雨端のある家

敷地から見える開放的でのどかな田園風景。その反面、プライバシーの確保や強風対策などを十分に考慮する必要がありました。そこで、深い軒下を持ったかたちとすることで、外に対しての「間」(緩衝となる空間)をつくり、また内部空間を外部に広げるための空間としての「雨端(アマハジ)」のある住まいを提案しました。
アマハジは沖縄の民家にある大きな庇とその下の空間を表す言葉で、一般的に外部の柱は自然に近い形の木を使っています。
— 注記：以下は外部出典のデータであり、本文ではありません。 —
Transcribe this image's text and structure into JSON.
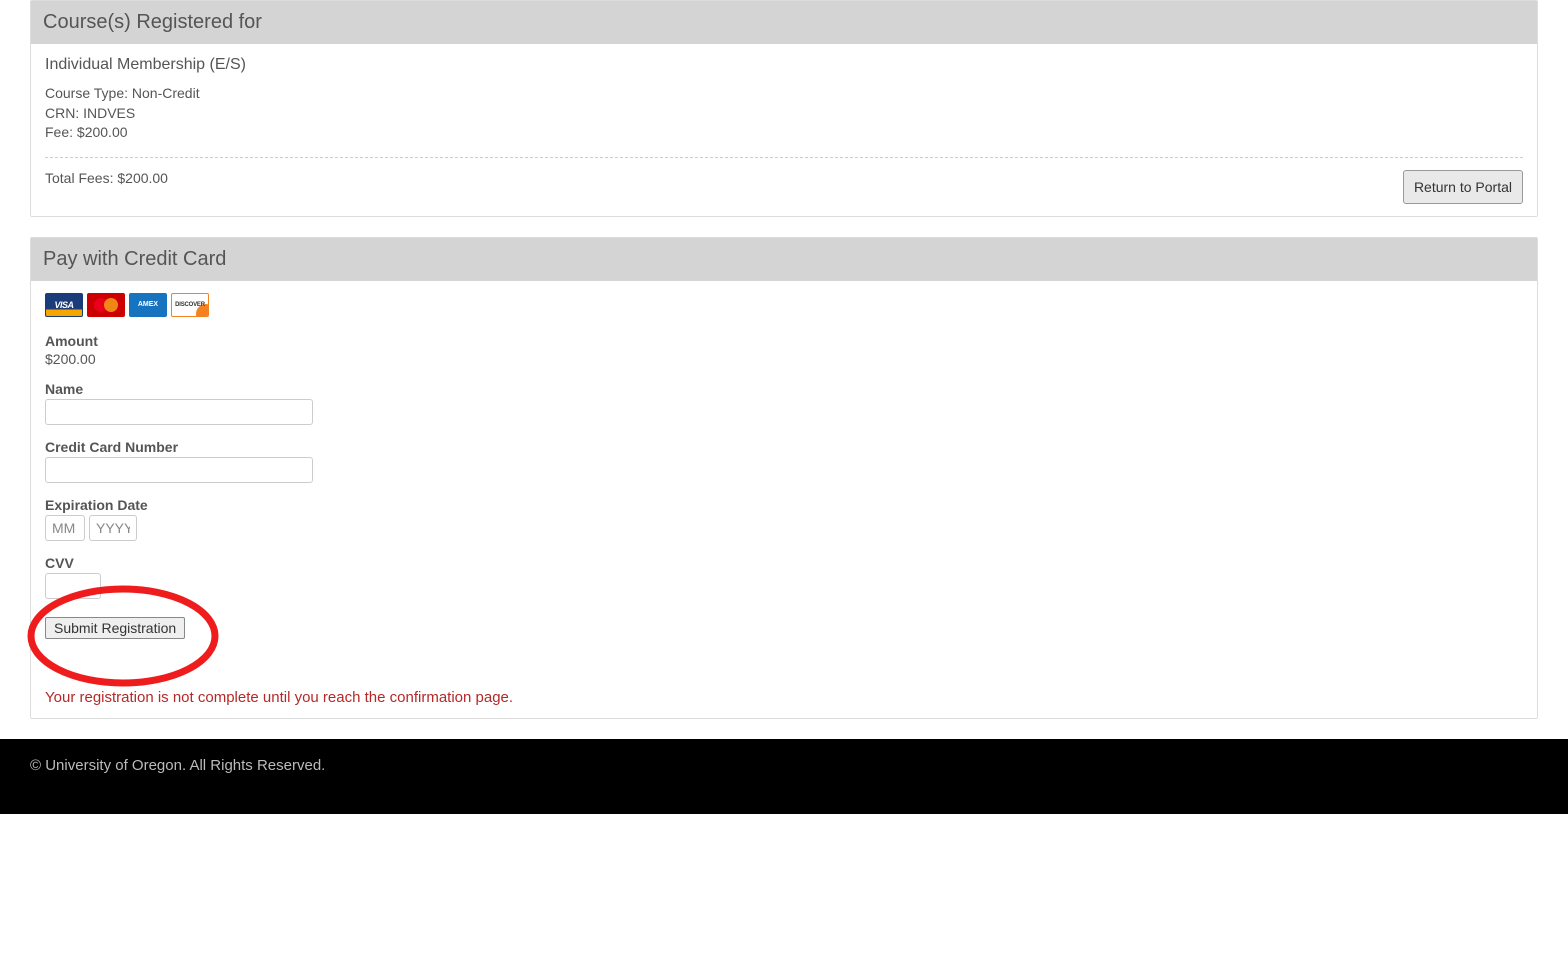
{
  "courses_panel": {
    "title": "Course(s) Registered for",
    "course_name": "Individual Membership (E/S)",
    "course_type_line": "Course Type: Non-Credit",
    "crn_line": "CRN: INDVES",
    "fee_line": "Fee: $200.00",
    "total_fees": "Total Fees: $200.00",
    "return_button": "Return to Portal"
  },
  "payment_panel": {
    "title": "Pay with Credit Card",
    "amount_label": "Amount",
    "amount_value": "$200.00",
    "name_label": "Name",
    "name_value": "",
    "card_label": "Credit Card Number",
    "card_value": "",
    "exp_label": "Expiration Date",
    "exp_mm_placeholder": "MM",
    "exp_yyyy_placeholder": "YYYY",
    "cvv_label": "CVV",
    "cvv_value": "",
    "submit_label": "Submit Registration",
    "warning": "Your registration is not complete until you reach the confirmation page."
  },
  "footer": {
    "copyright": "© University of Oregon. All Rights Reserved."
  },
  "card_icons": {
    "visa": "VISA",
    "amex": "AMEX",
    "discover": "DISCOVER"
  }
}
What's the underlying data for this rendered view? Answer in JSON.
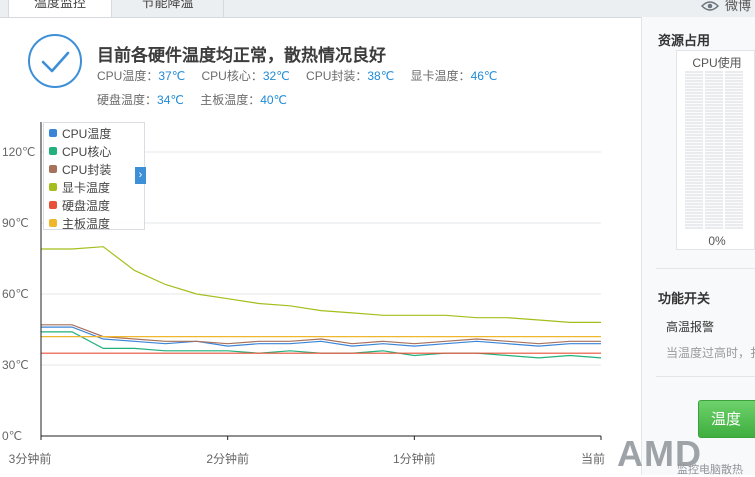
{
  "tabs": [
    {
      "label": "温度监控",
      "active": true
    },
    {
      "label": "节能降温",
      "active": false
    }
  ],
  "top_right": {
    "label": "微博",
    "icon": "eye-icon"
  },
  "status": {
    "title": "目前各硬件温度均正常，散热情况良好",
    "icon": "check-circle-icon",
    "row1": [
      {
        "label": "CPU温度：",
        "value": "37℃"
      },
      {
        "label": "CPU核心：",
        "value": "32℃"
      },
      {
        "label": "CPU封装：",
        "value": "38℃"
      },
      {
        "label": "显卡温度：",
        "value": "46℃"
      }
    ],
    "row2": [
      {
        "label": "硬盘温度：",
        "value": "34℃"
      },
      {
        "label": "主板温度：",
        "value": "40℃"
      }
    ]
  },
  "chart_data": {
    "type": "line",
    "title": "",
    "xlabel": "",
    "ylabel": "",
    "ylim": [
      0,
      120
    ],
    "yticks": [
      "120℃",
      "90℃",
      "60℃",
      "30℃",
      "0℃"
    ],
    "yticks_values": [
      120,
      90,
      60,
      30,
      0
    ],
    "xticks": [
      "3分钟前",
      "2分钟前",
      "1分钟前",
      "当前"
    ],
    "x_minutes_ago": [
      3,
      2,
      1,
      0
    ],
    "grid": true,
    "legend_position": "top-left",
    "x": [
      180,
      170,
      160,
      150,
      140,
      130,
      120,
      110,
      100,
      90,
      80,
      70,
      60,
      50,
      40,
      30,
      20,
      10,
      0
    ],
    "series": [
      {
        "name": "CPU温度",
        "color": "#3a85d8",
        "values": [
          46,
          46,
          41,
          40,
          39,
          40,
          38,
          39,
          39,
          40,
          38,
          39,
          38,
          39,
          40,
          39,
          38,
          39,
          39
        ]
      },
      {
        "name": "CPU核心",
        "color": "#22b07c",
        "values": [
          44,
          44,
          37,
          37,
          36,
          36,
          36,
          35,
          36,
          35,
          35,
          36,
          34,
          35,
          35,
          34,
          33,
          34,
          33
        ]
      },
      {
        "name": "CPU封装",
        "color": "#a8715a",
        "values": [
          47,
          47,
          42,
          41,
          40,
          40,
          39,
          40,
          40,
          41,
          39,
          40,
          39,
          40,
          41,
          40,
          39,
          40,
          40
        ]
      },
      {
        "name": "显卡温度",
        "color": "#a5be1b",
        "values": [
          79,
          79,
          80,
          70,
          64,
          60,
          58,
          56,
          55,
          53,
          52,
          51,
          51,
          51,
          50,
          50,
          49,
          48,
          48
        ]
      },
      {
        "name": "硬盘温度",
        "color": "#e8503a",
        "values": [
          35,
          35,
          35,
          35,
          35,
          35,
          35,
          35,
          35,
          35,
          35,
          35,
          35,
          35,
          35,
          35,
          35,
          35,
          35
        ]
      },
      {
        "name": "主板温度",
        "color": "#f0b72c",
        "values": [
          42,
          42,
          42,
          42,
          42,
          42,
          42,
          42,
          42,
          42,
          42,
          42,
          42,
          42,
          42,
          42,
          42,
          42,
          42
        ]
      }
    ]
  },
  "right_panel": {
    "resource_title": "资源占用",
    "cpu_caption": "CPU使用",
    "cpu_percent": "0%",
    "cpu_usage": 0,
    "function_title": "功能开关",
    "option_label": "高温报警",
    "option_desc": "当温度过高时，扌",
    "button_label": "温度"
  },
  "watermark": {
    "logo_text": "AMD",
    "caption": "监控电脑散热"
  },
  "colors": {
    "accent": "#3d8fd8",
    "value_blue": "#1f8ad6",
    "green_button": "#4dbf4c"
  }
}
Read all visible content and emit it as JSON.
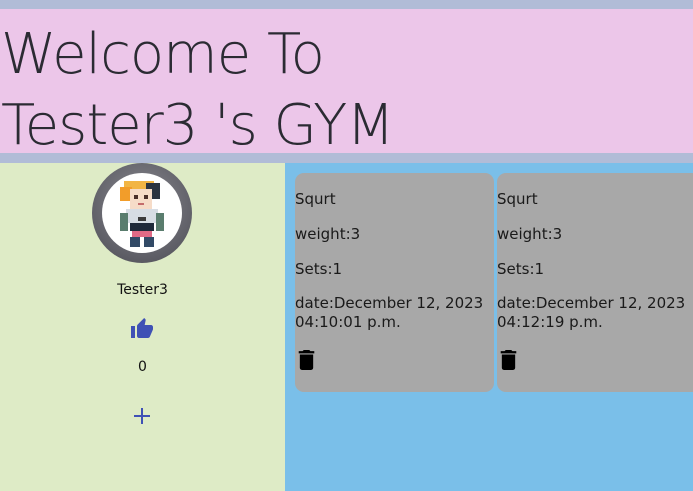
{
  "header": {
    "title": "Welcome To\nTester3 's GYM"
  },
  "profile": {
    "username": "Tester3",
    "likes": "0"
  },
  "icons": {
    "like": "thumbs-up-icon",
    "add": "plus-icon",
    "delete": "trash-icon"
  },
  "colors": {
    "header_bg": "#ecc6e9",
    "sidebar_bg": "#deebc6",
    "main_bg": "#7abfe9",
    "card_bg": "#a8a8a8",
    "accent": "#3f51b5"
  },
  "workouts": [
    {
      "name": "Squrt",
      "weight": "weight:3",
      "sets": "Sets:1",
      "date": "date:December 12, 2023 04:10:01 p.m."
    },
    {
      "name": "Squrt",
      "weight": "weight:3",
      "sets": "Sets:1",
      "date": "date:December 12, 2023 04:12:19 p.m."
    }
  ]
}
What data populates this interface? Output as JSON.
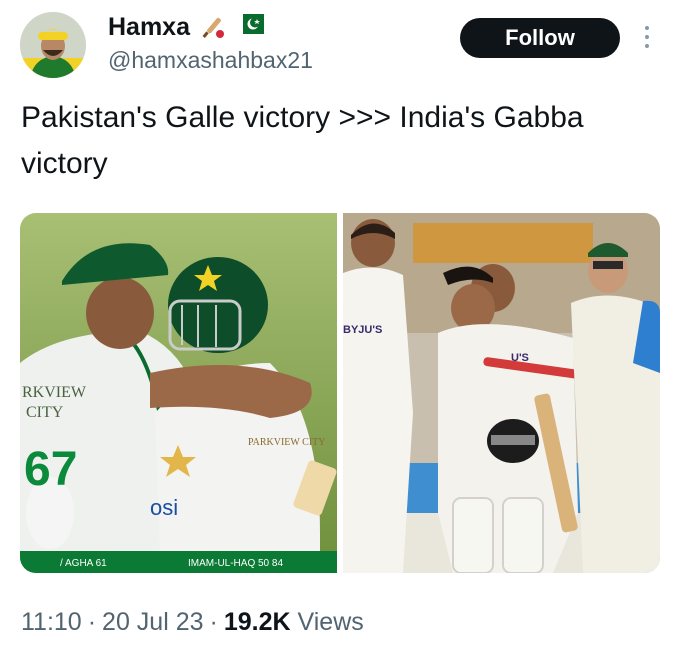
{
  "user": {
    "display_name": "Hamxa",
    "handle": "@hamxashahbax21",
    "badges": [
      "cricket-bat-emoji",
      "pakistan-flag-emoji"
    ]
  },
  "follow_button": {
    "label": "Follow"
  },
  "tweet": {
    "text": "Pakistan's Galle victory >>> India's Gabba victory"
  },
  "media": {
    "left_photo": {
      "sponsor_board_lines": [
        "RKVIEW",
        "CITY"
      ],
      "jersey_number": "67",
      "jersey_sponsor": "PARKVIEW CITY",
      "chest_logo": "osi",
      "scorebar": {
        "player1": "/ AGHA 61",
        "player2": "IMAM-UL-HAQ 50 84"
      }
    },
    "right_photo": {
      "shirt_sponsor": "BYJU'S",
      "shirt_sponsor_2": "U'S"
    }
  },
  "meta": {
    "time": "11:10",
    "separator": "·",
    "date": "20 Jul 23",
    "views_count": "19.2K",
    "views_label": "Views"
  },
  "colors": {
    "follow_bg": "#0f1419",
    "secondary_text": "#536471",
    "pakistan_green": "#0a6b2e"
  }
}
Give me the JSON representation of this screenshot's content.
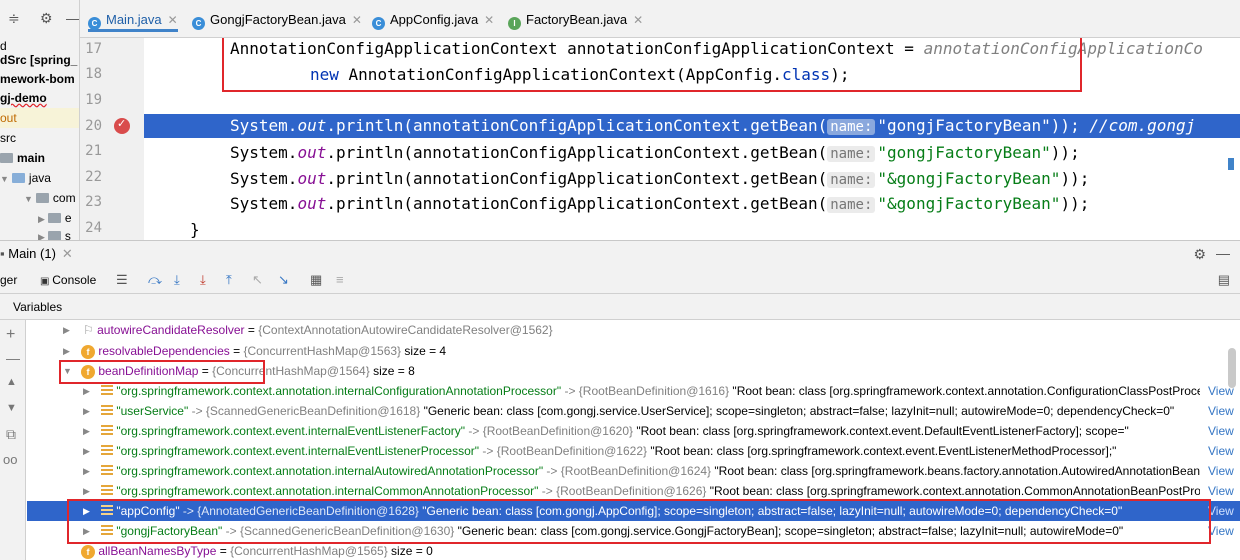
{
  "project_tree": {
    "items": [
      "d",
      "dSrc [spring_",
      "mework-bom",
      "gj-demo",
      "out",
      "src",
      "main",
      "java",
      "com",
      "e",
      "s"
    ]
  },
  "editor_tabs": [
    {
      "label": "Main.java",
      "icon": "class-icon",
      "active": true
    },
    {
      "label": "GongjFactoryBean.java",
      "icon": "class-icon",
      "active": false
    },
    {
      "label": "AppConfig.java",
      "icon": "class-icon",
      "active": false
    },
    {
      "label": "FactoryBean.java",
      "icon": "interface-icon",
      "active": false
    }
  ],
  "code": {
    "line_numbers": [
      "17",
      "18",
      "19",
      "20",
      "21",
      "22",
      "23",
      "24"
    ],
    "line17": {
      "text": "AnnotationConfigApplicationContext annotationConfigApplicationContext = ",
      "hint": "annotationConfigApplicationCo"
    },
    "line18": {
      "kw": "new",
      "text_a": " AnnotationConfigApplicationContext(AppConfig.",
      "kw2": "class",
      "text_b": ");"
    },
    "line20": {
      "pre": "System.",
      "field": "out",
      "mid": ".println(annotationConfigApplicationContext.getBean(",
      "param": "name:",
      "str": "\"gongjFactoryBean\"",
      "post": ")); ",
      "comment": "//com.gongj"
    },
    "line21": {
      "pre": "System.",
      "field": "out",
      "mid": ".println(annotationConfigApplicationContext.getBean(",
      "param": "name:",
      "str": "\"gongjFactoryBean\"",
      "post": "));"
    },
    "line22": {
      "pre": "System.",
      "field": "out",
      "mid": ".println(annotationConfigApplicationContext.getBean(",
      "param": "name:",
      "str": "\"&gongjFactoryBean\"",
      "post": "));"
    },
    "line23": {
      "pre": "System.",
      "field": "out",
      "mid": ".println(annotationConfigApplicationContext.getBean(",
      "param": "name:",
      "str": "\"&gongjFactoryBean\"",
      "post": "));"
    },
    "line24": "}"
  },
  "debug": {
    "session_tab": "Main (1)",
    "ger_tab": "ger",
    "console_tab": "Console",
    "variables_label": "Variables",
    "view_label": "View",
    "colors": {
      "selection": "#2f65ca",
      "highlight_box": "#e0262b"
    }
  },
  "variables": [
    {
      "kind": "field-pinned",
      "name": "autowireCandidateResolver",
      "eq": " = ",
      "ref": "{ContextAnnotationAutowireCandidateResolver@1562}",
      "extra": ""
    },
    {
      "kind": "field",
      "name": "resolvableDependencies",
      "eq": " = ",
      "ref": "{ConcurrentHashMap@1563}",
      "extra": "  size = 4"
    },
    {
      "kind": "field-open",
      "name": "beanDefinitionMap",
      "eq": " = ",
      "ref": "{ConcurrentHashMap@1564}",
      "extra": "  size = 8"
    },
    {
      "kind": "entry",
      "key": "\"org.springframework.context.annotation.internalConfigurationAnnotationProcessor\"",
      "arrow": " -> ",
      "ref": "{RootBeanDefinition@1616}",
      "value": " \"Root bean: class [org.springframework.context.annotation.ConfigurationClassPostProcessor]\""
    },
    {
      "kind": "entry",
      "key": "\"userService\"",
      "arrow": " -> ",
      "ref": "{ScannedGenericBeanDefinition@1618}",
      "value": " \"Generic bean: class [com.gongj.service.UserService]; scope=singleton; abstract=false; lazyInit=null; autowireMode=0; dependencyCheck=0\""
    },
    {
      "kind": "entry",
      "key": "\"org.springframework.context.event.internalEventListenerFactory\"",
      "arrow": " -> ",
      "ref": "{RootBeanDefinition@1620}",
      "value": " \"Root bean: class [org.springframework.context.event.DefaultEventListenerFactory]; scope=\""
    },
    {
      "kind": "entry",
      "key": "\"org.springframework.context.event.internalEventListenerProcessor\"",
      "arrow": " -> ",
      "ref": "{RootBeanDefinition@1622}",
      "value": " \"Root bean: class [org.springframework.context.event.EventListenerMethodProcessor];\""
    },
    {
      "kind": "entry",
      "key": "\"org.springframework.context.annotation.internalAutowiredAnnotationProcessor\"",
      "arrow": " -> ",
      "ref": "{RootBeanDefinition@1624}",
      "value": " \"Root bean: class [org.springframework.beans.factory.annotation.AutowiredAnnotationBeanPostProcessor]\""
    },
    {
      "kind": "entry",
      "key": "\"org.springframework.context.annotation.internalCommonAnnotationProcessor\"",
      "arrow": " -> ",
      "ref": "{RootBeanDefinition@1626}",
      "value": " \"Root bean: class [org.springframework.context.annotation.CommonAnnotationBeanPostProcessor]\""
    },
    {
      "kind": "entry-sel",
      "key": "\"appConfig\"",
      "arrow": " -> ",
      "ref": "{AnnotatedGenericBeanDefinition@1628}",
      "value": " \"Generic bean: class [com.gongj.AppConfig]; scope=singleton; abstract=false; lazyInit=null; autowireMode=0; dependencyCheck=0\""
    },
    {
      "kind": "entry",
      "key": "\"gongjFactoryBean\"",
      "arrow": " -> ",
      "ref": "{ScannedGenericBeanDefinition@1630}",
      "value": " \"Generic bean: class [com.gongj.service.GongjFactoryBean]; scope=singleton; abstract=false; lazyInit=null; autowireMode=0\""
    },
    {
      "kind": "field",
      "name": "allBeanNamesByType",
      "eq": " = ",
      "ref": "{ConcurrentHashMap@1565}",
      "extra": "  size = 0"
    }
  ]
}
雨端は玄関のように人が出入りする場として利用され、それだけ近隣住民の関係が近いことの表れでもあります。
この住まいでは「雨端」の再現を目的としている訳ではないので、外部の柱には普通の製材(角柱)を使用し、沖縄の民家とは材料や使い方は異なり、この空間を象徴する意味で「雨端のある家」と呼ぶことにしました。
限られた予算の中から半屋外の空間を作るという事は、住まい手が十分に使いこなせ、費用以上の利用価値が高いという判断のもとにできた、ちょっとした贅沢な場所です。内部空間は住まい手にとって最小限に整え、広大な屋外へ通じる半屋外空間をもつことは、外向きの暮らしが上手な住まい手にとってかけがえのない場所であり、住まいの中を狭く感じさせないための心理的な効果もあります。
雨端本来の「人が出入りする空間」としての機能に加え、家庭菜園など外部作業の休憩や子供たちの遊び場として、あるいは私たちの想像もつかないような使われ方をしていくのか、どんな発展や変化をしていくのか、とても興味深いです。